Where there’s life there’s hope

Now that the festive season is over and I don’t have to endure another morose Christmas carol for at least another year, I can finally concentrate on what really matters…real life, which let’s face it, sometimes can be a real b**ch.

A bit over a year ago I found out that a friend of mine had been diagnosed with breast cancer. As you can imagine this wasn’t the first time I heard such bad news about someone I knew, but this time it was different because it was about a friend who was my age, someone whom I knew led a healthy lifestyle, and someone who had two young children who depended on her.

All this, together with the news that it was a triple negative type of cancer hit me like a punch in the gut which needless to say, I found hard to deal with.

“Nirvana, is the epitome of youth and health,” I told myself, “they must have got it wrong,” I argued, “you’ll see” I told others, “tomorrow we’ll find out that it was all a mistake.”

Eventually, when no such news came along, I convinced myself that Nirvana will fight it, and that she’ll be all right. “She’s strong,” I argued, “medicine has come a long way, they can fix this, you’ll see,”  I consoled myself.

Then, as months went by, Nirvana became my hero, and I, well, I turned into a complete and utter coward.

I thought of her every time I was about to make a fuss about a paper cut or about having the sniffles, I thought of her whilst I was having fun on the beach, and my heart went out to her whenever I saw mothers with their young children. I thought and thought and wished her well, but I also feared meeting her and only spoke to her over the phone and online.

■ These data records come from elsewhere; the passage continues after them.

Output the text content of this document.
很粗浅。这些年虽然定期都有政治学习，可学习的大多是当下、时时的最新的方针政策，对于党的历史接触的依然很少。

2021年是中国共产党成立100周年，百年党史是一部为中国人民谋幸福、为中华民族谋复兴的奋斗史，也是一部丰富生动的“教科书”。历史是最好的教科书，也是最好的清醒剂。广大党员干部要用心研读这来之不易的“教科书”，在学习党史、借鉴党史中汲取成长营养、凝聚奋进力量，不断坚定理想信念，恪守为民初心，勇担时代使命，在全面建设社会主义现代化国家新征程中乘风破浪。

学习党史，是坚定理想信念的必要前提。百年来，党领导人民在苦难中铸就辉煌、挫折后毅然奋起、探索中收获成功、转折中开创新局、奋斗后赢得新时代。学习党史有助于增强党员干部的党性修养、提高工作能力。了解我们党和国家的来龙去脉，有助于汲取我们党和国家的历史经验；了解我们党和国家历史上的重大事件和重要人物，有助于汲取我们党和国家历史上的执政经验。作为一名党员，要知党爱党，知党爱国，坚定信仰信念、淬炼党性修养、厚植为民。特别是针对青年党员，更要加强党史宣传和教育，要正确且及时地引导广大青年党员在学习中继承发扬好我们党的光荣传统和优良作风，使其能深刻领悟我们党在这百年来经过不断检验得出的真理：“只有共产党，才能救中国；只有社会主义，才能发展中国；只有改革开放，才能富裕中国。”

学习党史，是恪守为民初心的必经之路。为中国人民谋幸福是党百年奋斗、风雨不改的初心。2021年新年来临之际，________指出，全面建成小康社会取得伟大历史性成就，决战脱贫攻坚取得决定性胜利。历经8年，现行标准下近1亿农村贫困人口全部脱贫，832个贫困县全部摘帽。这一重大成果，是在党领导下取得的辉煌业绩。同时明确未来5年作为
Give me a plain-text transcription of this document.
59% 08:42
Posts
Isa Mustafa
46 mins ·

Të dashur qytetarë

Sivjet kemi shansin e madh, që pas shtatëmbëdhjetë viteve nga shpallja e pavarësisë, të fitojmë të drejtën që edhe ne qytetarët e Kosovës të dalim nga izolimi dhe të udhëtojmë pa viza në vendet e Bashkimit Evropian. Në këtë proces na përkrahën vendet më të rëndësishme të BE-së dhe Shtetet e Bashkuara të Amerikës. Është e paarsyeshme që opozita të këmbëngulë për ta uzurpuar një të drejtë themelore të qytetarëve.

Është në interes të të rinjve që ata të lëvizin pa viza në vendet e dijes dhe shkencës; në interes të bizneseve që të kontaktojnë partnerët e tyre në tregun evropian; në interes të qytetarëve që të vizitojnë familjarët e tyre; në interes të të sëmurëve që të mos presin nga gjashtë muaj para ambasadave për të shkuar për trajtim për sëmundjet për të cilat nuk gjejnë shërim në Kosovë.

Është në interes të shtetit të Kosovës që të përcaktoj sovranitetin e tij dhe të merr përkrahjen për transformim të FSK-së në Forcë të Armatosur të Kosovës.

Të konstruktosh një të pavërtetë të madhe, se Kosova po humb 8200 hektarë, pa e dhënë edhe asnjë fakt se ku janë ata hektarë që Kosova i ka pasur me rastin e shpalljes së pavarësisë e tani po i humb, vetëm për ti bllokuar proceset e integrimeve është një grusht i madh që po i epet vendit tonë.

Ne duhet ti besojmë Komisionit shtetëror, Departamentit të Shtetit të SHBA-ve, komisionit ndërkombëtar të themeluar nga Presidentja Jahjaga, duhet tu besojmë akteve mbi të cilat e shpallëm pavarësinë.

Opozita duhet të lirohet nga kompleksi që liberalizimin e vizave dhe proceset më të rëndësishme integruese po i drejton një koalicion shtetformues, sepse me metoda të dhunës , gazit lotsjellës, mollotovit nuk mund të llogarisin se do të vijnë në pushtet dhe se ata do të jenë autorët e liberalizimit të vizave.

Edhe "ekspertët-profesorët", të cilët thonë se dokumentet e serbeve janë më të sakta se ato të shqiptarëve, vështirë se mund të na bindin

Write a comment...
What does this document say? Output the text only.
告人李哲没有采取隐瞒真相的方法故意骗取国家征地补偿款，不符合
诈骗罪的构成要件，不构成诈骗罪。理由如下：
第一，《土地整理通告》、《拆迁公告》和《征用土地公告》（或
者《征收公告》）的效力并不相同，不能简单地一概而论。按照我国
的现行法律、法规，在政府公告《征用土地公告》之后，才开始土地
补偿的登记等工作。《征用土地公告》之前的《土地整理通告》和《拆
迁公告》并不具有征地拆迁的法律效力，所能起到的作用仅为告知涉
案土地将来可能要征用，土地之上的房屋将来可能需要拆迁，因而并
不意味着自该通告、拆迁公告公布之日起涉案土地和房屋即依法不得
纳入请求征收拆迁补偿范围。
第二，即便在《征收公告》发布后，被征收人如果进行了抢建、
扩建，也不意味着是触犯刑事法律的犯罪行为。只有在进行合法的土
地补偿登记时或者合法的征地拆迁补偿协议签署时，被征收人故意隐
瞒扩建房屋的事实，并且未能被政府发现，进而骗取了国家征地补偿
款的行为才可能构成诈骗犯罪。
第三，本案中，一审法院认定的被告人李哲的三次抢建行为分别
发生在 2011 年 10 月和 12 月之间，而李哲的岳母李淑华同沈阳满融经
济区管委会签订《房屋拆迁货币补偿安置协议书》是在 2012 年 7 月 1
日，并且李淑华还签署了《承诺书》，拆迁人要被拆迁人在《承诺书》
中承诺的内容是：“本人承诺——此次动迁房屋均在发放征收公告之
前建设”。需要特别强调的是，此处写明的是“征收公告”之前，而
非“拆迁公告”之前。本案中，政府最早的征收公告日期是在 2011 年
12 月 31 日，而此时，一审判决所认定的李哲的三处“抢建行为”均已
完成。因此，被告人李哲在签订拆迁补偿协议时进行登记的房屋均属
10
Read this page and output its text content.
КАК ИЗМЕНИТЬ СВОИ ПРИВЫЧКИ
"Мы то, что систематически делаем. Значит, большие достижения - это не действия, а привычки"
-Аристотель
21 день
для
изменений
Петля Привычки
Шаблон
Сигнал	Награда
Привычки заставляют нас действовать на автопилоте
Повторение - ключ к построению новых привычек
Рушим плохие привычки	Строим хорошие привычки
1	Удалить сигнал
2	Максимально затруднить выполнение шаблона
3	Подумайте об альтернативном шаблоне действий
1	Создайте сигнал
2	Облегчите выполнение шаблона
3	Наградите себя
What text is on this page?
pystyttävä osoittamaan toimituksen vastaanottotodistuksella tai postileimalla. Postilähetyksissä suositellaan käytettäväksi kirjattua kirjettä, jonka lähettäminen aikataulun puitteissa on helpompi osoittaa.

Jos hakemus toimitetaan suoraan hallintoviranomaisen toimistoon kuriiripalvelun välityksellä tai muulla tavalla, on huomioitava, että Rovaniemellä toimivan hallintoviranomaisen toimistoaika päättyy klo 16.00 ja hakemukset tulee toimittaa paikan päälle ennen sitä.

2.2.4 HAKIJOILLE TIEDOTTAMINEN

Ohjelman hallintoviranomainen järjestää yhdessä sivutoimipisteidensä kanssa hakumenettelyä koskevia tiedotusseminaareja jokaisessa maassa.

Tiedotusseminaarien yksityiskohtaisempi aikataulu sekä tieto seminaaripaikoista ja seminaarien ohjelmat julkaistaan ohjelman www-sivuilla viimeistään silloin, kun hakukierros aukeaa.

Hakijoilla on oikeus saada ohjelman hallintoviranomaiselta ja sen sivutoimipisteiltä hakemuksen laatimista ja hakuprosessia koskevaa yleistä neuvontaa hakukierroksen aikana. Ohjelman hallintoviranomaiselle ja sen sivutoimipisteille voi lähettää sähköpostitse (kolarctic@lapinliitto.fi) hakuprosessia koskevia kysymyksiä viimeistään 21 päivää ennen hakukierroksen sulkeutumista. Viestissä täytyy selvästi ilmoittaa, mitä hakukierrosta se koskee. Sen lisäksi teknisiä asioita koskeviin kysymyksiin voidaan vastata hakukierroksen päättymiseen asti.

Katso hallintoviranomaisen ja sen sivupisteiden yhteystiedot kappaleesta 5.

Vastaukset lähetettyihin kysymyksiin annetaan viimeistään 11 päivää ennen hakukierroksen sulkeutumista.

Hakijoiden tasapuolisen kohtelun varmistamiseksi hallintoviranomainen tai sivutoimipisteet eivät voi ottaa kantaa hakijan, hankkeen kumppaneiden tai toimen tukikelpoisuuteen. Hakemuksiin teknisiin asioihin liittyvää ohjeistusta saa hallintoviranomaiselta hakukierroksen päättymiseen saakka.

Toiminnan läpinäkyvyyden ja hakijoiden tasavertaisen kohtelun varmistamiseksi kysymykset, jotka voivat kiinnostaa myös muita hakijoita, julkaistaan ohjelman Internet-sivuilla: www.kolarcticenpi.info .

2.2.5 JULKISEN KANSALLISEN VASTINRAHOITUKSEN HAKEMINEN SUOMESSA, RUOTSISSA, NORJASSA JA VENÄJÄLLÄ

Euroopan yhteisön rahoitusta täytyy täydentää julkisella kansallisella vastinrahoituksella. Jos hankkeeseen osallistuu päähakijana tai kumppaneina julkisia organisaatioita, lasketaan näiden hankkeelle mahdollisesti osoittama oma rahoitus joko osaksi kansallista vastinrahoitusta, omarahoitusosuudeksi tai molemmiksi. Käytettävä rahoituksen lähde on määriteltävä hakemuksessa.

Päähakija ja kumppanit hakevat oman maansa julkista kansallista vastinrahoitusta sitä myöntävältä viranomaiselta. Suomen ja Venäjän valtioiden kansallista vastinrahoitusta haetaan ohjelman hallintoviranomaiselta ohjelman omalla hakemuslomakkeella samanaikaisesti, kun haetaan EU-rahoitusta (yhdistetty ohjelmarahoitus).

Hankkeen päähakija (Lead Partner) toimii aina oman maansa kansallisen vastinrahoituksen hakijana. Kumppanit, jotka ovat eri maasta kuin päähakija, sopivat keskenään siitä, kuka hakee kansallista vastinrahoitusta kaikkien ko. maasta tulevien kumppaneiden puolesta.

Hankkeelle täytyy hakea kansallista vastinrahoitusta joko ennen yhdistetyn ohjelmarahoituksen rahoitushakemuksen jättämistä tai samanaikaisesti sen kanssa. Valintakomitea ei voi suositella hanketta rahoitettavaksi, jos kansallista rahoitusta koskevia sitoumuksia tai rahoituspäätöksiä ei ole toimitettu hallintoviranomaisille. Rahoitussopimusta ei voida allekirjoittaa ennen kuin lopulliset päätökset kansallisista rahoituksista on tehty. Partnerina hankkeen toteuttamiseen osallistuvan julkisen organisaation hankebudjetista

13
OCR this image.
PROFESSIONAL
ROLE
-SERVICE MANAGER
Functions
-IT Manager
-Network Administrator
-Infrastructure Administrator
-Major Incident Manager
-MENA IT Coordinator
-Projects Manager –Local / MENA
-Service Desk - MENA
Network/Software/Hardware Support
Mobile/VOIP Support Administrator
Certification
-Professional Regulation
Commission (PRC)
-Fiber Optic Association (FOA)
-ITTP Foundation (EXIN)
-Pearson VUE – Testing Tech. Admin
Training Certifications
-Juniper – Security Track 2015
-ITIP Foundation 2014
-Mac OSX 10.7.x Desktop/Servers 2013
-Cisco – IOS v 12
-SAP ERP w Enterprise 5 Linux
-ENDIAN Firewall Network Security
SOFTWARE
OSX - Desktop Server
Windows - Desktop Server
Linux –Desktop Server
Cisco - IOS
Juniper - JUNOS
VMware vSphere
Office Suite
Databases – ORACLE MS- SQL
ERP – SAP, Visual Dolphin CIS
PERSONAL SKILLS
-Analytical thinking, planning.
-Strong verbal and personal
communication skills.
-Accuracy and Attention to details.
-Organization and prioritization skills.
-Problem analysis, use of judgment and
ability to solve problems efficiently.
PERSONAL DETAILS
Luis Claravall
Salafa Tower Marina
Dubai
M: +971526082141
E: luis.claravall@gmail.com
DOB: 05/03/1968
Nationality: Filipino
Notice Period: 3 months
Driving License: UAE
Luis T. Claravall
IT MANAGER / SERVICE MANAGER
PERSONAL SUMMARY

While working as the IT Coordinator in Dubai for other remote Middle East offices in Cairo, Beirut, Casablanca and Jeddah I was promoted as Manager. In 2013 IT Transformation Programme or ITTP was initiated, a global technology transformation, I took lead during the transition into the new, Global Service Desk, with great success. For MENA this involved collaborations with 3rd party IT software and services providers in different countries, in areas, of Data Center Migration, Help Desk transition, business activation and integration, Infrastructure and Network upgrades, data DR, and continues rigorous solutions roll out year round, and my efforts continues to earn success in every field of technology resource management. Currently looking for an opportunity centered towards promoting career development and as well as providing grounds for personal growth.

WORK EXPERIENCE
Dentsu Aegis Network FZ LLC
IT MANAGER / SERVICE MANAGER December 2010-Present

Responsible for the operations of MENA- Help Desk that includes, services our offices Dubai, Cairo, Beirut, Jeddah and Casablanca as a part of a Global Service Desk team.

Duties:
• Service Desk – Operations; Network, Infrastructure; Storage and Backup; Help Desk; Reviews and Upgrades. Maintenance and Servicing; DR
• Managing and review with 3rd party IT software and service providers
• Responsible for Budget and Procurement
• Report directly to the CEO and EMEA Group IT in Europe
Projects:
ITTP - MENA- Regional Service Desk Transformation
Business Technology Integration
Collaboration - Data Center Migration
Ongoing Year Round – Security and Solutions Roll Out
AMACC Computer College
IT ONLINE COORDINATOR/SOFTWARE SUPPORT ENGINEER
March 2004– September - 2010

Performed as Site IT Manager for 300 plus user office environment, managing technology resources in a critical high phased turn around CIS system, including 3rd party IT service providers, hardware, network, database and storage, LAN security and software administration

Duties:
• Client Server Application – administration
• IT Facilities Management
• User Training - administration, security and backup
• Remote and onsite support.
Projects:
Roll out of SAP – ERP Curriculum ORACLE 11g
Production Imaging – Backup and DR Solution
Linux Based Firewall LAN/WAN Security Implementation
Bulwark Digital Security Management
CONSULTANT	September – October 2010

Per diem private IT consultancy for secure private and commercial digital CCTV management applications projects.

I promised I’d visit her, but I could never get myself to do it. When she needed something, I delivered it to her house, but on some level I was glad she didn’t come to the door. When I saw that her three year old son seemed oblivious of his mother’s condition I once again convinced myself that the situation was not so bad. 

So whilst my brave and beautiful friend was busy fighting for her life, whilst she was busy smiling through the pain and hiding her predicament from her kids, whilst she was painstakingly going through atrocious cycles of chemo, whilst she was having invasive surgery and distressing recoveries, I stayed away scared of opening up my heart to the pain of losing her. 

Whilst she was trying holistic therapies, meditating, and praying for the love of God to spare her children from the pain of growing up without a mother, whilst she grinned and threw the kitchen sink at this abhorring disease, I stayed away, I hid, I ran, and convinced myself she will be all right.

But despite her efforts, despite her resolve, she is now running out of time and options, and yet, she is still fighting with all her might.

Despite the gloomy picture that traditional medicine painted for her, there now seems to be a ray of hope in some new treatments abroad, and true to her character, never having been one to give up without a damn good fight, Nirvana will be going for them. 

These treatments have been researched but are not widely available. However they could very well mean the difference between life and death, they could mean that Nirvana’s children won’t have to grow up without a mother!

Maybe it was the hype of the New Year, or maybe it was Nirvana’s courage to speak out and to go public about her situation, but I have finally plucked up courage to visit her. I will also be attending a walk that is being organised by family and friends to show their spiritual and financial support for such a courageous lady - a lady who has always danced like there’s nobody watching, loved like she’s never been hurt, and sung like nobody’s listening.

You too can do your bit by joining us on Sunday, January 13. The walk for Nirvana Azzopardi will start from the Love Monument in Spinola Bay at 9.30am.